Question

Assume the random variable X has a binomial distribution with the given probability of obtaining a success. Find the following probability, given the number of trials and the probability of obtaining a success. Round your answer to four decimal places. P(X=17), n=18, p=0.9

Answer 1

Answer:

P(X=17) = 0.3002 .

Step-by-step explanation:

We are given that the random variable X has a binomial distribution with the given probability of obtaining a success.

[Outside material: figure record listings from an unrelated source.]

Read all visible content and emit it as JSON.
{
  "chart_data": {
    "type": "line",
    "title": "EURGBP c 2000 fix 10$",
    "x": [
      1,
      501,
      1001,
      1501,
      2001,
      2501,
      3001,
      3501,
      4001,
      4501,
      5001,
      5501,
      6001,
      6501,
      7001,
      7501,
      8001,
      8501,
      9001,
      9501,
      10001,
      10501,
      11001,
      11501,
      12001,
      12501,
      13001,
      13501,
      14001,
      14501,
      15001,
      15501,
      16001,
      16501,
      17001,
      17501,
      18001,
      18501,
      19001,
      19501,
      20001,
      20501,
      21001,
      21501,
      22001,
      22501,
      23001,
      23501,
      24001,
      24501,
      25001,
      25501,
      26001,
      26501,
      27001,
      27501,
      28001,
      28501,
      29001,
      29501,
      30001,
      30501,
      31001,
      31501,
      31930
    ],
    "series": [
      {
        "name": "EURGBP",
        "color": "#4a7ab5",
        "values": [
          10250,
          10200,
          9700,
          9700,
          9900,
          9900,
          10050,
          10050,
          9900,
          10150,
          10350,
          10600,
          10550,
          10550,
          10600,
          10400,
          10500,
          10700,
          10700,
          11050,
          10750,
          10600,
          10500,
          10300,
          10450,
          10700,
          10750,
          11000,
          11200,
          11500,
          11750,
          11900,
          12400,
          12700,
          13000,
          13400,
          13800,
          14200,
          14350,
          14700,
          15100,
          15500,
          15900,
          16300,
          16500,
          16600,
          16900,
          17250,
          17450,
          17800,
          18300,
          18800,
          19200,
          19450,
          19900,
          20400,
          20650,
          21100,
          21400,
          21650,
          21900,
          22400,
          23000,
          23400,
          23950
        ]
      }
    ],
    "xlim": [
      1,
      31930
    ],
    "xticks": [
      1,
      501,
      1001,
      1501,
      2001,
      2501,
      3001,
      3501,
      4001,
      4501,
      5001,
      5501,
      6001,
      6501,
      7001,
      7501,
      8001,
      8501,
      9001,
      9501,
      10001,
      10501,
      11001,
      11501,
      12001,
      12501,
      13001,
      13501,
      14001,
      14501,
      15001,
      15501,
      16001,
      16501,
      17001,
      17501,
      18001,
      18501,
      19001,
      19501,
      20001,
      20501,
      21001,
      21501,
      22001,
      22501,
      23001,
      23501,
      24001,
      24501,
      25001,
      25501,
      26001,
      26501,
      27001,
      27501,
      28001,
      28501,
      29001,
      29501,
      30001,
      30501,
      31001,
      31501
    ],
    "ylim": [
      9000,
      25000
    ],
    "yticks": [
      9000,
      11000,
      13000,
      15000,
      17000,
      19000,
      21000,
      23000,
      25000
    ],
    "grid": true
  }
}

The above situation can be represented through Binomial distribution;

$P(X=r) = \binom{n}{r}p^{r} (1-p)^{n-r} ; x = 0,1,2,3,.....$

where, n = number of trials (samples) taken = 18

            r = number of success = 17

           p = probability of success which in our question is given as 0.9 .

So, X ~ $Binom(n=18,p=0.9)$

We have to find the probability of P(X = 17);

P(X = 17) = $\binom{18}{17}0.9^{17} (1-0.9)^{18-17}$

               = $18 \times 0.9^{17} \times 0.1^{1}$    { $\because \binom{n}{r} = \frac{n!}{r! \times (n-r)!}$ }

               = 0.3002

Therefore, P(X=17) = 0.3002 .

Answer 2

Answer:

P(X = 17) = 0.3002

Step-by-step explanation:

Binomial probability distribution

The binomial probability is the probability of exactly x successes on n repeated trials, and X can only have two outcomes.

$P(X = x) = C_{n,x}.p^{x}.(1-p)^{n-x}$

In which $C_{n,x}$ is the number of different combinations of x objects from a set of n elements, given by the following formula.

$C_{n,x} = \frac{n!}{x!(n-x)!}$

And p is the probability of X happening.

In this problem we have that:

$n = 18, p = 0.9$

We want P(X = 17). So

$P(X = x) = C_{n,x}.p^{x}.(1-p)^{n-x}$

$P(X = 17) = C_{18,17}.(0.9)^{17}.(0.1)^{1} = 0.3002$

P(X = 17) = 0.3002